By clicking on “i” symbol, he gets the information about the layer, but it is the symbol just left to it that he is itching to try: it says “Add point” when he moves the mouse over it. A click on a map (on the approximate position of the lighthouse on a map), some typing, and John is almost finished.

Adding new point on map and additional data in left sidebar of the application.

He has the photos on another computer, but he is sure that he will be able to add the photos at a later time. Saving the data, changing the underlying map and zooming out, he is happy with his first input to Knowledge Hub – Sheeps Head lighthouse marking the southern tip of Bantry Bay.

Upon clicking on the lighthouse icon, John can view how others will see his entry.

Later next day John decides to add a legend. He opens “Content” tab, and clicks on “i” (info) button next to “Lighthouses” and then in “Layer” tab sees his layer information

Layer tab shows the information about layer, and “Pencil” button to start editing.

He clicks on the “pencil” button to edit his layer and in “General” tab finds the “Edit legend” button and adds two entries to his legend: a coloured lighthouse symbol for operational lighthouse and a black one for non-operational lighthouses.

Now the layer information also has a nice legend, making the map a bit nicer to read.

Layer tab shows with the new legend.

In the evening he meets his lighthouses-enthusiastic friends and quite happy with his work on Knowledge Hub, tells them about it. He not surprised that they wanted to contribute themselves. So upon arriving home, he logs to the Knowledge Hub and edits the layer again. He sets the permissions to “Edit data” and then shares the link via e-mail. His friends can now, upon registering and logging in to the Knowledge Hub, help build him a proper map of lighthouses. Hurrah!

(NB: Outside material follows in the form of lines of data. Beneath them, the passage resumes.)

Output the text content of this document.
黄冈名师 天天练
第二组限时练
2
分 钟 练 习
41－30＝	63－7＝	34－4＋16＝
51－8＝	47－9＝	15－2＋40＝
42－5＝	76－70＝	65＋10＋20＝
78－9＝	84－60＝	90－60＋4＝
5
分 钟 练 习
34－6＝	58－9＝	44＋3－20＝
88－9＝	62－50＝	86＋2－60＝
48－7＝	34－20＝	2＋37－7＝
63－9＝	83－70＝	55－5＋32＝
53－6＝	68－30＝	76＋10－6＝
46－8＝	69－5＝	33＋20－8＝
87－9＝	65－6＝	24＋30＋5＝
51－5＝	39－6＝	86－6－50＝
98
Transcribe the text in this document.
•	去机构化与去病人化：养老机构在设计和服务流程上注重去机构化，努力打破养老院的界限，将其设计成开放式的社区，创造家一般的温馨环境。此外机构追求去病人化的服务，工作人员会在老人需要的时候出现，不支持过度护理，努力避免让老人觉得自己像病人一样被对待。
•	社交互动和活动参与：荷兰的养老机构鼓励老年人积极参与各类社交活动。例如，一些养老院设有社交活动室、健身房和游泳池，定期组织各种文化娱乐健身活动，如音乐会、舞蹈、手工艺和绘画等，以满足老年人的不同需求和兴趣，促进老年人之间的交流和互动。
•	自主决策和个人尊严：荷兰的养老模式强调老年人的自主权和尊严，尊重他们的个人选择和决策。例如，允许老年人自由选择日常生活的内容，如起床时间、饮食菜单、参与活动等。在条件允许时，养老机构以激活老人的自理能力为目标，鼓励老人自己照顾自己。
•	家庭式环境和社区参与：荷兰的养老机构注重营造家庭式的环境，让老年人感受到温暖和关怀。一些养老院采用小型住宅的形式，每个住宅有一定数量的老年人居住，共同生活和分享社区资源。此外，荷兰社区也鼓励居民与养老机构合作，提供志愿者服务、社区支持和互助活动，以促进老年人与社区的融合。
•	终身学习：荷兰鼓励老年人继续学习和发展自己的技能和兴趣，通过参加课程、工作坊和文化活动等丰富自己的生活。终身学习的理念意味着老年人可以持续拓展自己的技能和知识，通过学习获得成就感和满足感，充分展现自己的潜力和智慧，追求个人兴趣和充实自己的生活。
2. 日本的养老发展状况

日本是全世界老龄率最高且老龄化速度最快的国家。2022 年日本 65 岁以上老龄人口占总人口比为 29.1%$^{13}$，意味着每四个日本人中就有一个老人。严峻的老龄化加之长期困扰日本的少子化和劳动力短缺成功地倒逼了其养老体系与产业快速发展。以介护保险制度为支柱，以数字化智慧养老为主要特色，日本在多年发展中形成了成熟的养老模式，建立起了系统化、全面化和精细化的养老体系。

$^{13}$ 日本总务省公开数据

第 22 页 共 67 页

Share link panel. Reader can try to add an example himself here.

Let’s now imagine John and his friends vigorously adding content. After few months, almost all the Ireland's lighthouses have been added. The word about the project has spread, and even resulted in a few local newspaper articles around the country. It seems that his layer is becoming quite popular. John is happy to find out that what he started has now been added to other thematic maps on Knowledge Hub: it is part of the content on points of interest in Cork County, it is part of the EU wide initiative to catalogue lighthouses, and some of the lighthouses are linked in the Ireland Heritage places.

In order to make Knowledge Hub as user friendly and easy to use, we welcome every suggestion, both from Hercules partners and general public. Additional tutorial videos and other material will be also be created and added to the Knowledge Hub based on suggestions and requests Knowledge Hub’s users.